We will use a Gaussian prior distribution for the classification parameters $\theta$:

$$ p(\theta) = \mathcal{N}(\theta \mid \mu_\theta, \sigma^2_\theta) \, .$$There is no conjugate prior for the Logit likelihood. However, ForneyLab will automatically approximate the true posterior with a Gaussian distribution.

In [15]:

```
import LinearAlgebra: I
```

In [16]:

```
# Start factor graph
graph = FactorGraph();
# Parameters for priors
μ_θ = zeros(num_features+1,)
σ2_θ = Matrix{Float64}(I, num_features+1, num_features+1)
# Define a prior over the weights
@RV θ ~ GaussianMeanVariance(μ_θ, σ2_θ)
X = Vector{Variable}(undef, num_train)
ξ = Vector{Variable}(undef, num_train)
Y = Vector{Variable}(undef, num_train)
for i = 1:num_train
# Features
@RV X[i]
placeholder(X[i], :X, index=i, dims=(num_features+1,))
# # Linear function
@RV fθ = dot(θ, X[i])
# Logit likelihood
@RV ξ[i]
@RV Y[i] ~ Logit(fθ, ξ[i])
placeholder(Y[i], :Y, index=i)
end
```

We will now compile an inference algorithm for this model. However, in this classification problem, the samples are all *independently and identically distributed* (iid). ForneyLab can't process them in sequence, but has to consider the entire data set at once.

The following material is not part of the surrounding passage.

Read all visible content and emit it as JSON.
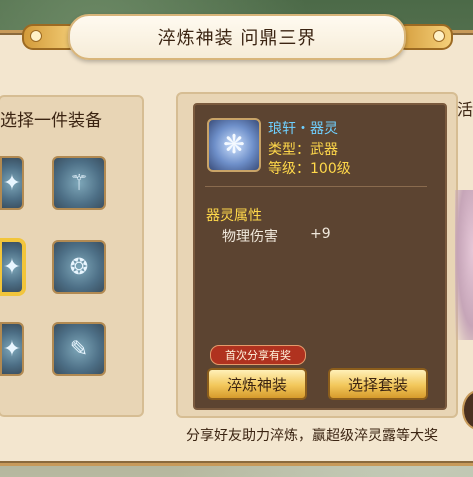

It will construct quite a large factor graph (too large to visualize) and it will take longer than usual to compile the algorithm.

In [17]:

```
# We specify a recognition distribution
q = PosteriorFactorization(θ, ξ, ids=[:θ, :ξ])
# Define and compile the algorithm
algorithm = messagePassingAlgorithm()
source_code = algorithmSourceCode(algorithm)
# Evaluate the generated code to get the step! function
eval(Meta.parse(source_code));
```

Now that we have compiled the algorithm, we are going to iteratively update the classification parameters and the local variational parameter.

In [18]:

```
# Initialize posteriors
posteriors = Dict()
for i = 1:num_train
posteriors[:ξ_*i] = ProbabilityDistribution(Function, mode=1.0)
end
# Load data
data = Dict(:X => [[features_train[i,:]; 1] for i in 1:num_train],
:Y => labels_train)
# Iterate updates
@showprogress for i = 1:10
# Update classification parameters
stepθ!(data, posteriors)
# Update local variational parameters
stepξ!(data, posteriors)
end
```

The bank has some test data for you as well.

In [19]:

```
# Read CSV file
df = CSV.read("../datasets/credit_test.csv")
# Split dataframe into features and labels
features_test = convert(Array, df[:,1:7])
labels_test = convert(Array, df[:,8])
# Number of test samples
num_test = size(features_test,1);
```

You can classify test samples by taking the Maximum A Posteriori for the classification parameters $\theta_{\text{MAP}}$, computing the linear function $f_\theta$ and rounding the result to obtain the most probable label.

In [20]:

```
import ForneyLab: unsafeMode
```

In [21]:

```
# Extract MAP estimate of classification parameters
θ_MAP = unsafeMode(posteriors[:θ])
# Compute linear product between parameters and test data
fθ_pred = [features_test ones(num_test,)] * θ_MAP
# Predict labels
labels_pred = round.(1 ./(1 .+ exp.( -fθ_pred)));
# Compute classification error of test data
accuracy_test = mean(labels_test .== labels_pred)
# Report result
println("Test Accuracy = "*string(accuracy_test*100)*"%")
```

Mmmhh... If you were a bank, you might decide that you don't want to automatically assign credit to your customers.